From the demo provided by Dotemu, it’s hard to gauge just how Ninja Gaiden: Ragebound will evolve over the course of its runtime. Initially provided as a 90-minute experience to get through the prologue, tutorial and two levels, the developers eventually opened the build for a longer session that could be replayed. Each level or act was a delicate balancing act of surviving combat and precision platforming that — if you’re not skilled or adaptable enough — could’ve easily eaten the 90 minutes alone.

But after getting the hang of the various systems (and memorizing enemy patterns and level layout), it’s easy to see how each act can be speed run, an appeal that many classic games still have. Each level ends with a grading system based on time, kills, and combos — as well as specific challenges and collectibles.

Unlike many popular retro-styled 2D games today that focus on dense, interconnected worlds in the Metroidvania formula, or single-run playthroughs through multiple floors in rougelike games like Hades, Ninja Gaiden: Ragebound goes for a classical level-by-level design for players to learn and perfect their performance.

And it mostly works. Ragebound’s controls feel tight and responsive, with most mistakes clearly occurring because of player error and impatience. Once you get the timing down and become familiar with the levels, everything falls into lockstep.

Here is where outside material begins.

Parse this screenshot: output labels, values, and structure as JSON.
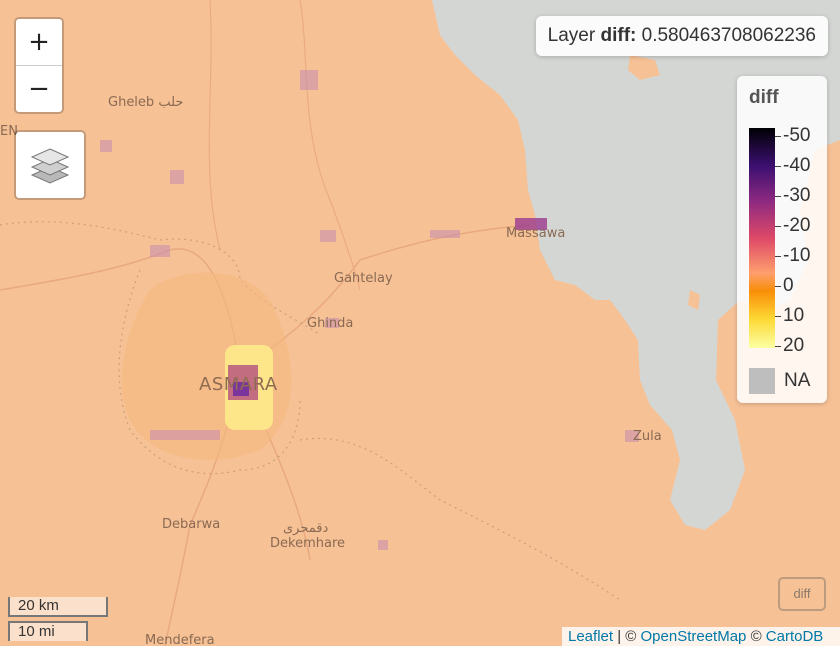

Unlike the 3D-era Gaiden games, whose relentless difficulty demanded split-second perfection for all actions, Ragebound is more forgiving, albeit more fully featured than the old NES games. While it may present its own set of challenges, it feels like it could end up being a great alternative or reprieve for players who ultimately don’t have the patience to master games like Ninja Gaiden II Black or the forthcoming Gaiden 4. Ragebound provides the illusion of conquering an old school game while affording players the comfort of actually being able to do it.

Ninja Gaiden: Ragebound arrives in summer 2025 for Nintendo Switch, PlayStation 4 & 5, Xbox Series X|S, and PC.